Izetbegovic, Alija (1925-2003)
War von 1990 bis 1992 Präsident der Republik Bosnien und Herzegovina und von 1992 bis 2000 führendes Mitglied des siebenköpfigen, kollektiven Staatspräsidiums Bosnien-Herzegowinas.
Mitbegründer der bosnisch-muslimischen Partei SDA. Im Jahre 1992 erklärte er im Ergebnis eines international überwachten Referendums in Bosnien-Herzegowinas die Unabhängigkeit seines Landes.
Im darauf folgenden Bürgerkrieg bis 1995 vertrat Izetbegovic zuerst eine tolerante multiethnische Politik, die darauf ausgerichtet war, auch bosnische Serben und Kroaten in den Abwehrkampf gegen den serbischen Aggressor Slobodan Milosevic einzubinden.
Als Resultat fortschreitender Radikalisierung auf allen Seiten und als Reaktion auf eine zunehmend aggressive kroatische Haltung in der Herzegowina, hob Izetbegovic seinerseits Ende 1994 den Grundsatz der Gleichbehandlung von muslimischen und nicht muslimischen Angehörigen der bosnischen Armee auf, was zu einer zunehmenden Diskriminierung der bosnischen Christen führte.

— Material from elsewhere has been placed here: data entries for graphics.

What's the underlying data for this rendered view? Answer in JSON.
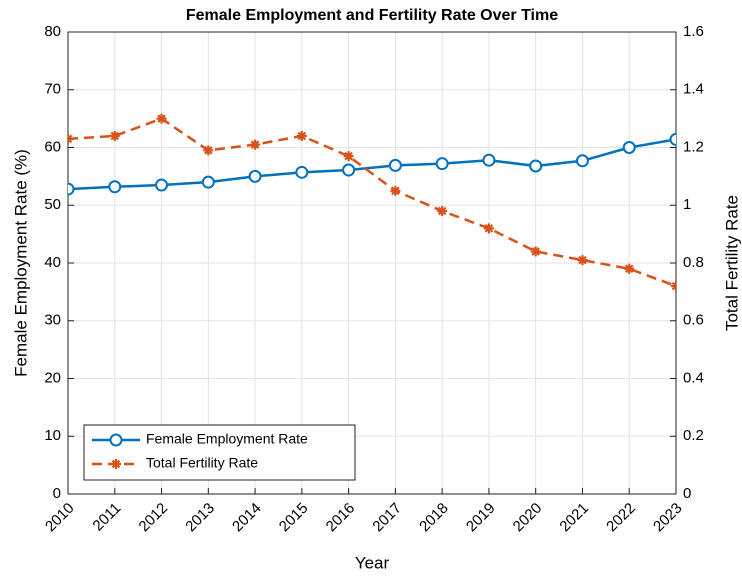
{
  "chart_data": {
    "type": "line",
    "title": "Female Employment and Fertility Rate Over Time",
    "x_label": "Year",
    "y_label": "Female Employment Rate (%)",
    "y2_label": "Total Fertility Rate",
    "x": [
      2010,
      2011,
      2012,
      2013,
      2014,
      2015,
      2016,
      2017,
      2018,
      2019,
      2020,
      2021,
      2022,
      2023
    ],
    "xlim": [
      2010,
      2023
    ],
    "xticks": [
      2010,
      2011,
      2012,
      2013,
      2014,
      2015,
      2016,
      2017,
      2018,
      2019,
      2020,
      2021,
      2022,
      2023
    ],
    "ylim": [
      0,
      80
    ],
    "yticks": [
      0,
      10,
      20,
      30,
      40,
      50,
      60,
      70,
      80
    ],
    "y2lim": [
      0,
      1.6
    ],
    "y2ticks": [
      0,
      0.2,
      0.4,
      0.6,
      0.8,
      1,
      1.2,
      1.4,
      1.6
    ],
    "grid": true,
    "legend": "lower left",
    "series": [
      {
        "name": "Female Employment Rate",
        "color": "#0072BD",
        "marker": "o",
        "dash": "solid",
        "values": [
          52.8,
          53.2,
          53.5,
          54.0,
          55.0,
          55.7,
          56.1,
          56.9,
          57.2,
          57.8,
          56.8,
          57.7,
          60.0,
          61.4
        ]
      },
      {
        "name": "Total Fertility Rate",
        "color": "#D95319",
        "marker": "*",
        "dash": "dashed",
        "axis": "y2",
        "values": [
          1.23,
          1.24,
          1.3,
          1.19,
          1.21,
          1.24,
          1.17,
          1.05,
          0.98,
          0.92,
          0.84,
          0.81,
          0.78,
          0.72
        ]
      }
    ]
  }
}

Während zahlreiche Historiker darauf verweisen, Izetbegovic habe sein politisches Lebenswerk darauf ausgerichtet, den traditionell toleranten und westlich geprägten bosnisch-herzegowinischen Islam in Richtung einer europäischen Integration zu führen, halten andere Izetbegovic, der unter Titos Kommunisten wegen Staatszersetzung zu 14 Jahren Zuchthaus verurteilt war, für den Wegbereiter eines konservativ-islamischtisch ausgerichteten Bosnien-Herzegowinas.

Inseln
Die kroatischen Inseln befinden sich vor der Küste Istriens und Dalmatiens in der Adria. Die kroatische Küste gilt weltweit als eine der zerklüftetsten Küsten überhaupt. Insgesamt befinden sich vor der Küste Kroatiens 1246 Inseln, Eilande und Felsen. Lediglich 47 Inseln sind bewohnt.
Die Küstenlänge aller kroatischen Inseln beträgt 4398 Kilometer. Die Küstenlänge des kroatischen Festlandes beträgt im Vergleich dazu 1778 Kilometer. Die Gesamtküstenlänge in Kroatien beträgt somit 6176 km.
Spanien (inklusive Malle), etwa, hat Küste in einer Gesamtlänge von 4964 Kilometern.